Scontrino choc nel ristorante a Capri: 8 euro per l’acqua naturale, 12 per la Coca Cola
Il documento riporta tra le voci 2 coperti, l’acqua naturale, il pane per due persone, un piatto di scialatielli ai frutti di mare, un risotto alla pescatora, la bibita e un «rompi l’uovo», per un totale complessivo di 120 euro.

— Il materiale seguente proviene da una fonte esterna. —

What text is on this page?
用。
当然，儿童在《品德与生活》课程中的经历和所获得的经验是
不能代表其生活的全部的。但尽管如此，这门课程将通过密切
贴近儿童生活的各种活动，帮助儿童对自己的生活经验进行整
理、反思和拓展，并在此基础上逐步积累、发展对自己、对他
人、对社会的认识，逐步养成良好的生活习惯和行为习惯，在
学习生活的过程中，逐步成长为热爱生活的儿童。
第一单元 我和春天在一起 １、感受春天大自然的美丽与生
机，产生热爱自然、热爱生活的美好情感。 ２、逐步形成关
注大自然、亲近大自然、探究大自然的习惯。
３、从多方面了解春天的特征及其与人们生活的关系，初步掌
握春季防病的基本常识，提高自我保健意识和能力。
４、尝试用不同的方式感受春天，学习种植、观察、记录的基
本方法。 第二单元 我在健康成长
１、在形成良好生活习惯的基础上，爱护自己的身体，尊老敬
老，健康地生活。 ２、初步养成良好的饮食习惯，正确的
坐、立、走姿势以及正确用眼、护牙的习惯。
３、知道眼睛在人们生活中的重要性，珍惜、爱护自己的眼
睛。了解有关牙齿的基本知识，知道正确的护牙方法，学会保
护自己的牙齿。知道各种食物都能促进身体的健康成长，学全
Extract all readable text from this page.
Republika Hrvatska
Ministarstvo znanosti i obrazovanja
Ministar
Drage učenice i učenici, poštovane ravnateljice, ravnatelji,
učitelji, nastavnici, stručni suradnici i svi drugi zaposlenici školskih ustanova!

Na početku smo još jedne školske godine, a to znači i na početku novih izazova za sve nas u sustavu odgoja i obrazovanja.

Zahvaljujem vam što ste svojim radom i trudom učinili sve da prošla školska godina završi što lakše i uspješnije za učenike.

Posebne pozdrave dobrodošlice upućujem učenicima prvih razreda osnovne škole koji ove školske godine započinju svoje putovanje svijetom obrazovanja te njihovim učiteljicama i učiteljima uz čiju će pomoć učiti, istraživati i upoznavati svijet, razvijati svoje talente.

Se il prezzo del risotto alla pescatora, 34 euro, può rientrare nei listini di un locale di fascia alta caprese, a colpire l’attenzione sono proprio le due bevande: una semplice bottiglia d’acqua naturale a 8 euro e una Coca Cola Zero a 12 euro, cifre che superano anche di dieci-quindici volte il prezzo di listino al dettaglio dello stesso prodotto.
Non è la prima volta che Borrelli accende i riflettori proprio sul costo di acqua e bibite nei locali turistici della Campania. Il consigliere regionale ha costruito negli anni un vero e proprio osservatorio informale sui listini di bar, ristoranti e stabilimenti balneari, raccogliendo segnalazioni di cittadini e rilanciandole sui social.
Il caso ha comunque attirato anche una replica critica: un ristoratore ha scritto a Borrelli sostenendo che il documento pubblicato non sarebbe uno scontrino fiscale bensì una “comanda”, la nota interna di trasmissione dell’ordine tra sala e cucina, dicitura effettivamente presente sul foglio, priva quindi di «valore commerciale», con la sezione dei pagamenti strappata e illeggibile. Al di là della disputa sulla natura del documento, il caso riaccende ancora una volta l’attenzione sul prezzo di acqua e bibite nei locali turistici di Capri, da anni al centro delle polemiche estive sul caro-prezzi.